For more than seven decades, the World Bank Group has worked across economic sectors to end extreme poverty and boost shared prosperity around the world. Our Human Capital Project is forming a broad coalition of stakeholders to assess and improve the skills of young people. We are producing extensive research on the links between investments in people and economic growth, and we’re working to accelerate financing for investments in human capital.
The LinkedIn partnership is one of many collaborations we’re building with the private sector, working with companies such as Airbnb and Amazon to harness the data revolution for social good. Last month at the Mobile World Congress I announced a partnership with GSMA, the global trade body representing more than 800 mobile operators, around how to unlock data from mobile devices and the Internet of Things to solve critical development challenges.
In my keynote address, I mentioned that with smart phones, the internet, and social media nearly everyone will know how everyone else lives. Our economists found that as people access the internet, their reference income – the income to which they compare their own – goes up, which raises aspirations. And some studies estimate that by 2025, 8 billion people around the world could have access to broadband, so there’s little question that aspirations will continue to rise. Training and education programs need to keep pace with peoples’ aspirations. If they don’t, and if aspirations are met with frustration, countries may go down the path of fragility, conflict, violence, extremism, and migration.
At the World Bank Group, we believe that disruptive technologies can help societies become more resilient and build new drivers of economic growth. Eighty percent of people in the developing world have a mobile phone—more than have access to schooling.
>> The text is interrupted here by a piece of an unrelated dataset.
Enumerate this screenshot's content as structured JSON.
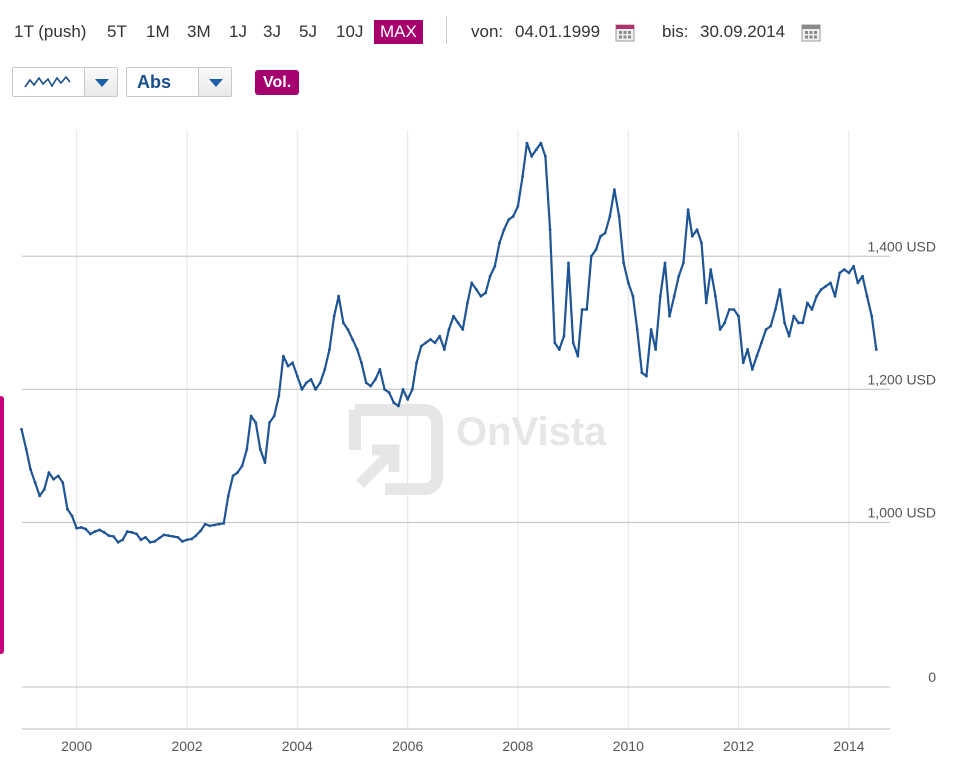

Technology changes not only how we interact with one another, but also what we know about inequality and how to solve it.
Making sure today’s students can compete in tomorrow’s economy requires a vision built on the knowledge and expertise of both the private and public sectors. A development revolution can match and complement the Fourth Industrial Revolution. I have never been more hopeful that by leading coalitions and partnerships, we can support new areas of growth toward a more tightly-linked and inclusive economy in the years and decades to come.